4. Assay for TF-promoter interaction
   1. Grow separately Agrobacterium GV2260 strains harboring the promoter::SGR construct, TF construct, and actin control overnight in LB liquid media with SSRC.
      Note: We have constructed an ATEC library in LIC6 binary vector for over-expression of 15,000 Arabidopsis genes, which include more than 700 transcription factors. All these clones are deposited to and can be ordered from ABRC. In ABRC, the ATEC clones are names as “DKL” plus AGI numbers. See Reference 3 for more details.
      
   2. Spin down the cultures min and re-suspend them in infiltration media. Adjust the OD of the reporter culture to the concentration determined in step C4. Adjust the OD of TF and actin control to 1.0.
      
   3. Mix Agrobacterium culture with the reporter and the TFs or control with equal volume (~ 1 ml each). Incubate at room temperature for 3 h.
      
   4. Infiltrate N. benthamiana leaves with the mixed cultures from above onto 1-2 spots of ~1 cm onto the same leaf. Control and treatment samples should be present on the same leaf to overcome leaf-to-leaf variability.
      
   5. Keep infiltrated plants for 48 to 96 h in the growth chamber. Record signs of yellowing of each spot at 24, 48, 72, and 96 h post infiltrations. The severity of yellowing indicates the strength of reporter gene expression by the corresponding TF. The spots containing TFs should be compared to the control spots to assess specificity of TF-promoter interactions. See example shown in Figure 1. Photograph the leaves to document the results.
      
   6. Further validation of the observed results could be performed using luciferase-based reporter assay as described in Ma et al. (2013).
      

Recipes

1. Infiltration medium
   Note: Prepare fresh media every time; sterilization is not required.
   10 mM MgCl₂
   10 mM MES
   200 µM acetosyringone
   

Acknowledgments

This protocol is adapted from the following paper: Ma et al. (2013).
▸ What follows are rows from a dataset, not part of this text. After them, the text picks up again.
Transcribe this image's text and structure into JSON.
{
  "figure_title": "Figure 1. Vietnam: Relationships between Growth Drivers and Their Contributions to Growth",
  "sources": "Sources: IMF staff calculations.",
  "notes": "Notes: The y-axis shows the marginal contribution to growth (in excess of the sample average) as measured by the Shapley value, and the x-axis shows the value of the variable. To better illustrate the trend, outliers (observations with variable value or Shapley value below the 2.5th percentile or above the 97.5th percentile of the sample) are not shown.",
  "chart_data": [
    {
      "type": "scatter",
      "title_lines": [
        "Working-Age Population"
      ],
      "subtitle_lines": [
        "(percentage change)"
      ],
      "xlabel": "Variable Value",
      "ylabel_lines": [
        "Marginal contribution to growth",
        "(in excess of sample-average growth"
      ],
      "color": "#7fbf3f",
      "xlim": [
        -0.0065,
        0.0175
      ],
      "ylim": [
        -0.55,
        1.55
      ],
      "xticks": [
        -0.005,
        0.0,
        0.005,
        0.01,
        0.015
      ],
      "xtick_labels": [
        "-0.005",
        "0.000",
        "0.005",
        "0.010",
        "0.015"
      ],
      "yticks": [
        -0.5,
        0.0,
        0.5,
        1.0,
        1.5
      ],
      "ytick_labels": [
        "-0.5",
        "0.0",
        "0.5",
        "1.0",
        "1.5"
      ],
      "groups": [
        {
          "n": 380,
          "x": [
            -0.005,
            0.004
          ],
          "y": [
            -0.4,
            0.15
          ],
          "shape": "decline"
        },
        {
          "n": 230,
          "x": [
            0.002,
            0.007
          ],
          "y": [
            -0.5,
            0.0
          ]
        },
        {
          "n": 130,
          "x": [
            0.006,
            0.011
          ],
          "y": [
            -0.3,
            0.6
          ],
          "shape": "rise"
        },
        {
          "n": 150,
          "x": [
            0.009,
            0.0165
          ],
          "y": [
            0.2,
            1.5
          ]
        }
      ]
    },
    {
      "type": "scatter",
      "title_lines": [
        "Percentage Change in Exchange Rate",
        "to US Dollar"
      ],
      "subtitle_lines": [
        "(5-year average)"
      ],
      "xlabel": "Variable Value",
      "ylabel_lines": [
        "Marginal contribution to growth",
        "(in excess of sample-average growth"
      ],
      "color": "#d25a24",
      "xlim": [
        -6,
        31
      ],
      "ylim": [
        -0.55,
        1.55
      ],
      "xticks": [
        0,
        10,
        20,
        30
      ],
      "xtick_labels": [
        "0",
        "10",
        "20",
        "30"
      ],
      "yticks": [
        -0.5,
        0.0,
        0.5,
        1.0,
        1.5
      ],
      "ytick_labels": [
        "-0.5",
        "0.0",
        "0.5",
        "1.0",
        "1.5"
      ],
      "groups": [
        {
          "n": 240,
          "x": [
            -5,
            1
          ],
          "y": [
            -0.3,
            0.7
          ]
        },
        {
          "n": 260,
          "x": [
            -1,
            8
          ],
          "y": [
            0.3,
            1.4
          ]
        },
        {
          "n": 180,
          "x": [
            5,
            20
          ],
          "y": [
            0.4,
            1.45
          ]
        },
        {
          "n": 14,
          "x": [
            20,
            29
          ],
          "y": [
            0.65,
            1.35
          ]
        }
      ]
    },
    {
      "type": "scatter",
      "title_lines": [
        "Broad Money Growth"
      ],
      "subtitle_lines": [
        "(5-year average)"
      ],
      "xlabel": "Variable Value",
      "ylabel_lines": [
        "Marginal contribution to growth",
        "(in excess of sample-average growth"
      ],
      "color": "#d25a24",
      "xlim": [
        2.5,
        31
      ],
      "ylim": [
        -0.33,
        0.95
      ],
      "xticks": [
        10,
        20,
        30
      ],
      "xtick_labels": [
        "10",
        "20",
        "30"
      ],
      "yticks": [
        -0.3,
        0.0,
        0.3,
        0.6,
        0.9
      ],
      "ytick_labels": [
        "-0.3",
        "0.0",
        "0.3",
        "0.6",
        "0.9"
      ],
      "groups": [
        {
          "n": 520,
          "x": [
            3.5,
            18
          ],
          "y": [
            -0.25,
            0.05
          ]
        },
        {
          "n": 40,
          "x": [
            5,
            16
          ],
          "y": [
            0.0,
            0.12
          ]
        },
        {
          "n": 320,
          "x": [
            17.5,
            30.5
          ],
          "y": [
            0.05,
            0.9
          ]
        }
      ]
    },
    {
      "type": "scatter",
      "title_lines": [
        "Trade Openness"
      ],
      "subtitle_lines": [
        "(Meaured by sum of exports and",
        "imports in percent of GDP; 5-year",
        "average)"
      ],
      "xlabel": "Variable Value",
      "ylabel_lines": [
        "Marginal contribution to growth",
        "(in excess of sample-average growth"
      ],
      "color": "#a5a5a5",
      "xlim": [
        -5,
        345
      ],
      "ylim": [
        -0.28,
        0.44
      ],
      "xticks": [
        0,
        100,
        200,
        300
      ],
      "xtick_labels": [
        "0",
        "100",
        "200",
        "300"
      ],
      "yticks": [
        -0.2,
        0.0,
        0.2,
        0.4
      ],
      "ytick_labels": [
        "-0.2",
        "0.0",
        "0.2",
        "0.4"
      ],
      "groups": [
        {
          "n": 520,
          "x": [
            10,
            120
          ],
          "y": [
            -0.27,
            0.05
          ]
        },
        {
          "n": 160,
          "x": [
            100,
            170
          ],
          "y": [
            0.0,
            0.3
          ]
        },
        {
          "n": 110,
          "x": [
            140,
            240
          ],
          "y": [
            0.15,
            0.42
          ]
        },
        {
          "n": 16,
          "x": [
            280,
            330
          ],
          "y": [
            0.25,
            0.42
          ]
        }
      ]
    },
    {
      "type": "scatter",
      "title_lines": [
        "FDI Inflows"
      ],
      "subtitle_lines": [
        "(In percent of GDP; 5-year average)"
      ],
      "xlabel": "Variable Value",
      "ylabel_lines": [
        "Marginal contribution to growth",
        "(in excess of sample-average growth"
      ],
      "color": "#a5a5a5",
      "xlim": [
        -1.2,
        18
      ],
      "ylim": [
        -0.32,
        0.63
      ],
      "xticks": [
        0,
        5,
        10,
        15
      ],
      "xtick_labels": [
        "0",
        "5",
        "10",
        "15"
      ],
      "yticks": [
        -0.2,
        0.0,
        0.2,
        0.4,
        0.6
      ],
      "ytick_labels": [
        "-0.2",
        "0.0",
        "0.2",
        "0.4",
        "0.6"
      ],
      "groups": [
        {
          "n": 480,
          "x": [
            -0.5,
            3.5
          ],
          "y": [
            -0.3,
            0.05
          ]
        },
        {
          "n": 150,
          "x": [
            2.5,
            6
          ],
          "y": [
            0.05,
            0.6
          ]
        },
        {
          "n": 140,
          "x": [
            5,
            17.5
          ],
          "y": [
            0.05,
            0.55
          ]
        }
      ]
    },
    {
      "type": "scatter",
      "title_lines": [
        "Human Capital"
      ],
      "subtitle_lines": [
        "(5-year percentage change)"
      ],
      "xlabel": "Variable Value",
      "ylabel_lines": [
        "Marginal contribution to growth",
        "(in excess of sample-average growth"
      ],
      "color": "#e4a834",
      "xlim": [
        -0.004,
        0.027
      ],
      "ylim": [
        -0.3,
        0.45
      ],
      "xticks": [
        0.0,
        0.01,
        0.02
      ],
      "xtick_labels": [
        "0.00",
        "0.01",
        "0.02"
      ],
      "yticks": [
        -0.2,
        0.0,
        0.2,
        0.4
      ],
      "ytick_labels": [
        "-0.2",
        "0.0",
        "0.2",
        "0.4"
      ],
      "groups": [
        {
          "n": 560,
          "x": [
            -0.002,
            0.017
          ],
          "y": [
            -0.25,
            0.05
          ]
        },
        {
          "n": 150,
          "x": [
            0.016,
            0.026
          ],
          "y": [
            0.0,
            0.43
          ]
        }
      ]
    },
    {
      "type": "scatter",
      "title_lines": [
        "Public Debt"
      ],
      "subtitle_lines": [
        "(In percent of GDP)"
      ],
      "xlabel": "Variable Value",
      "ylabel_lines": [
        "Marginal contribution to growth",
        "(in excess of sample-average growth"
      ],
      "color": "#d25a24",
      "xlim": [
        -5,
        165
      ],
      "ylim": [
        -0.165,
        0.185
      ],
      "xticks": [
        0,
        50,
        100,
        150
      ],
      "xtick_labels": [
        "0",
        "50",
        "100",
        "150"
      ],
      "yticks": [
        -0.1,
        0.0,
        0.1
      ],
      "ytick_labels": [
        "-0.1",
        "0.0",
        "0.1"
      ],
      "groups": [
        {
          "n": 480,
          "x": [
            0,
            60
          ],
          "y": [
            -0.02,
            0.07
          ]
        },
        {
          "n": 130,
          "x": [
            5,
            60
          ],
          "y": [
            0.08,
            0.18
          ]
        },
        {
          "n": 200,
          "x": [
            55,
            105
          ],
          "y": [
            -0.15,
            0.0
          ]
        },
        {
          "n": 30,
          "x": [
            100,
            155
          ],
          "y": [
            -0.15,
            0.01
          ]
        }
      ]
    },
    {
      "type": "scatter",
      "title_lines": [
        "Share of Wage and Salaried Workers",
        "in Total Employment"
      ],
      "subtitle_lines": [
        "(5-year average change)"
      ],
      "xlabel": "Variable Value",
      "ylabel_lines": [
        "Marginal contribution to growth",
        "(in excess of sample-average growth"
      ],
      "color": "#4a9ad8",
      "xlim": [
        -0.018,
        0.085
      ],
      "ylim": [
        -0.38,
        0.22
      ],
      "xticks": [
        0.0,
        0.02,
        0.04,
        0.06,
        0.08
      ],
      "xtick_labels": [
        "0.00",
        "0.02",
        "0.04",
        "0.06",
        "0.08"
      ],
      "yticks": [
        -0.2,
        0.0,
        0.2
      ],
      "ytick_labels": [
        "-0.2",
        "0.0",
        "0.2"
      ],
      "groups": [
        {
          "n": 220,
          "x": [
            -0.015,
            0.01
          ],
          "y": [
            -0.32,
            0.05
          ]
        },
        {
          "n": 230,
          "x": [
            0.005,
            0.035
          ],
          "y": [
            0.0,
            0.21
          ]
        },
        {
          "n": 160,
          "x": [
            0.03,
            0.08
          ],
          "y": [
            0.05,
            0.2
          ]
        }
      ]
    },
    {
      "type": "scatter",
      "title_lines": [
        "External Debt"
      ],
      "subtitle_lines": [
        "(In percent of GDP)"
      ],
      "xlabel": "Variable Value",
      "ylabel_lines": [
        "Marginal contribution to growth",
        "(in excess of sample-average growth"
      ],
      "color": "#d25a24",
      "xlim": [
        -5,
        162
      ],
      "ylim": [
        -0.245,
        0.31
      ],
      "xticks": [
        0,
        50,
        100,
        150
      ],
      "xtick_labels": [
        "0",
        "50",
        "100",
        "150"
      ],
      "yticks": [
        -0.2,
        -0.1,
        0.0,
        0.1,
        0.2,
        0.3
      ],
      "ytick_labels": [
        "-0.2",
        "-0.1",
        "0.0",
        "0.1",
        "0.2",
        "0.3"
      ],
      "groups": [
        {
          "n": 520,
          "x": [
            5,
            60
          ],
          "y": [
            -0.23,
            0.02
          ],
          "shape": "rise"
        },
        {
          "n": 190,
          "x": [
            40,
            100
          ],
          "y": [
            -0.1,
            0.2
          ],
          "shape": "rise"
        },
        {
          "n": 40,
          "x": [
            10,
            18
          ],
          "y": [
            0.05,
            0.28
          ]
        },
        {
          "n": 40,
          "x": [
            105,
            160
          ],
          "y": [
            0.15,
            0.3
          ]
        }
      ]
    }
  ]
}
This work is supported by National Science Foundation grants DBI-0723722 and DBI-1042344, and UC Davis funds to SPDK.

References

1. Hortensteiner, S. (2009). Stay-green regulates chlorophyll and chlorophyll-binding protein degradation during senescence. Trends Plant Sci 14(3): 155-162.
   
2. Ma, S., Shah, S., Bohnert, H. J., Snyder, M. and Dinesh-Kumar, S. P. (2013). Incorporating motif analysis into gene co-expression networks reveals novel modular expression pattern and new signaling pathways. PLoS Genet 9(10): e1003840.
   
3. Popescu, S. C., Popescu, G. V., Bachan, S., Zhang, Z., Seay, M., Gerstein, M., Snyder, M. and Dinesh-Kumar, S. P. (2007). Differential binding of calmodulin-related proteins to their targets revealed through high-density Arabidopsis protein microarrays. Proc Natl Acad Sci U S A 104(11): 4730-4735.